For a taste of current opinions – go to the Public Comments page which provides links to all the written responses submitted to the Notice of public roundtable with request for comments. There are clear representatives from many sides of the issue. I spotted responses from SAA, ALA and ARL as well as from MPAA, AAP and RIAA. All told there are 35 responses (and no, I didn’t read them all). I was more interested in all the different groups and individuals that took the time to write and send comments (and a lot of time at that – considering the complicated nature of the original request for comments and the length of the comments themselves). I was also intrigued to see the wide array of job titles of the authors. These are leaders and policy makers (and their lawyers) making sure their organizations’ opinions are included in this discussion.

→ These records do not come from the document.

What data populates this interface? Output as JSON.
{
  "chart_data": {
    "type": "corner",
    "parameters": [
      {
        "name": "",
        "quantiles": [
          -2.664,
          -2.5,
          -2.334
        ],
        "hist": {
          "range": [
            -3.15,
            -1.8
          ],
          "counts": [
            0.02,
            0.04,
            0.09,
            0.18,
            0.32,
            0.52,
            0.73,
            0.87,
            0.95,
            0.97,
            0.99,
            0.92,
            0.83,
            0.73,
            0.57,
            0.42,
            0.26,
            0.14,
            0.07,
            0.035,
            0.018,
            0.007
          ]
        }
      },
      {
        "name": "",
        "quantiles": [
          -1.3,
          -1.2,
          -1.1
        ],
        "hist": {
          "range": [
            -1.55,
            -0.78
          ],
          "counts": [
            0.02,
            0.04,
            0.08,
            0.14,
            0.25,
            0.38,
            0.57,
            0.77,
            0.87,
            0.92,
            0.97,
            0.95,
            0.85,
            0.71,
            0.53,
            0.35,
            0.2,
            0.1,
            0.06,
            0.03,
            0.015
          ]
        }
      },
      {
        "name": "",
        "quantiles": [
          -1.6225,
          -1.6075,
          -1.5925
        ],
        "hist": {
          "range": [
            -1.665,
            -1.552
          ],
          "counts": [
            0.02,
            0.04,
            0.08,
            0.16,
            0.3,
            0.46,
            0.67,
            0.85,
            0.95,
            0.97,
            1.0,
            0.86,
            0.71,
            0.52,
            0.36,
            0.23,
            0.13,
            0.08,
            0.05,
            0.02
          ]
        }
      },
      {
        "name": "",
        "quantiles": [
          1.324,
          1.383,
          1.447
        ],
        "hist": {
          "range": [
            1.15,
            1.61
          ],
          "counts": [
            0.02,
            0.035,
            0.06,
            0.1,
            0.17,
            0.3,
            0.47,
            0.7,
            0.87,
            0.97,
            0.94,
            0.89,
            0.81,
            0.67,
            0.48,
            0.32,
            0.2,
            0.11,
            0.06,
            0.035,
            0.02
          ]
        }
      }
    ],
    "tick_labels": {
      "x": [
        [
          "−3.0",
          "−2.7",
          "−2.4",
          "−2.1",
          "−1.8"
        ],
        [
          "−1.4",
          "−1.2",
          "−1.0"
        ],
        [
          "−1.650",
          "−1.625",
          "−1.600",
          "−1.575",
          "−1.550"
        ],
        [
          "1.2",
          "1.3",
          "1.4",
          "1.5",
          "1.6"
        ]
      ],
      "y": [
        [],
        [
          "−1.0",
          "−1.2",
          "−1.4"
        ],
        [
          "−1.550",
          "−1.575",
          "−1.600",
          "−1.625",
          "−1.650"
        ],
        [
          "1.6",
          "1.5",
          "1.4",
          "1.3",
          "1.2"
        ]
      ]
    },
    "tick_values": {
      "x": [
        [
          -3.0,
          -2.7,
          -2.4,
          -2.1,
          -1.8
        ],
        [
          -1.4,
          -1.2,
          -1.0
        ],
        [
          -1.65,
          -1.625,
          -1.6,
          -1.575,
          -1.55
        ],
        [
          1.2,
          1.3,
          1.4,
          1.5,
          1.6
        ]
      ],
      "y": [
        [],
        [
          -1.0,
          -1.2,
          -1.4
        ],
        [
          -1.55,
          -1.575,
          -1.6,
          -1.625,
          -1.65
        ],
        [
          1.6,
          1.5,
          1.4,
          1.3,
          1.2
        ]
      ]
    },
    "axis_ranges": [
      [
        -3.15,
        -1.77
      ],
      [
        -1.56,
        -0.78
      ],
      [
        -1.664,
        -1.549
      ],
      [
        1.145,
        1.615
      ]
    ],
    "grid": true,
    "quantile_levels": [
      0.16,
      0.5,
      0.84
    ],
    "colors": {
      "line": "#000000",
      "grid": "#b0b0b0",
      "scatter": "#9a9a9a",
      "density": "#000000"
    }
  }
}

Next stop – the Public Roundtables page with it’s links to transcripts from the roundtables – including the most recent one held January 31, 2007. Thanks to the magic of Victoria’s Transcription Services, the full transcripts of the roundtables are online. No, I haven’t read all of these either. I did skim through a bit of it to get a taste of the discussions – and there is some great stuff here. Lots of people who really care about the issues carefully and respectfully exploring the nitty-gritty details to try and reach good compromises. This is definitely on my ‘bookmark to read later’ list.

Karen Coyle has a nice post over on Coyle’s InFormation that includes all sorts of excerpts from the transcripts. It gives you a good flavor of what some of these conversations are like – so many people in the same room with such different frames of reference.

This is not easy stuff. There is no simple answer. It will be interesting to see what shape the next version of Section 108 takes with so many people with very different priorities pulling in so many directions.

Section 108 Study GroupThe good news is that there are people with the patience and dedication to carefully gather feedback, hold roundtables and create recommendations. Hurrah for the hard working members of the Section 108 Study Group – all 19 of them!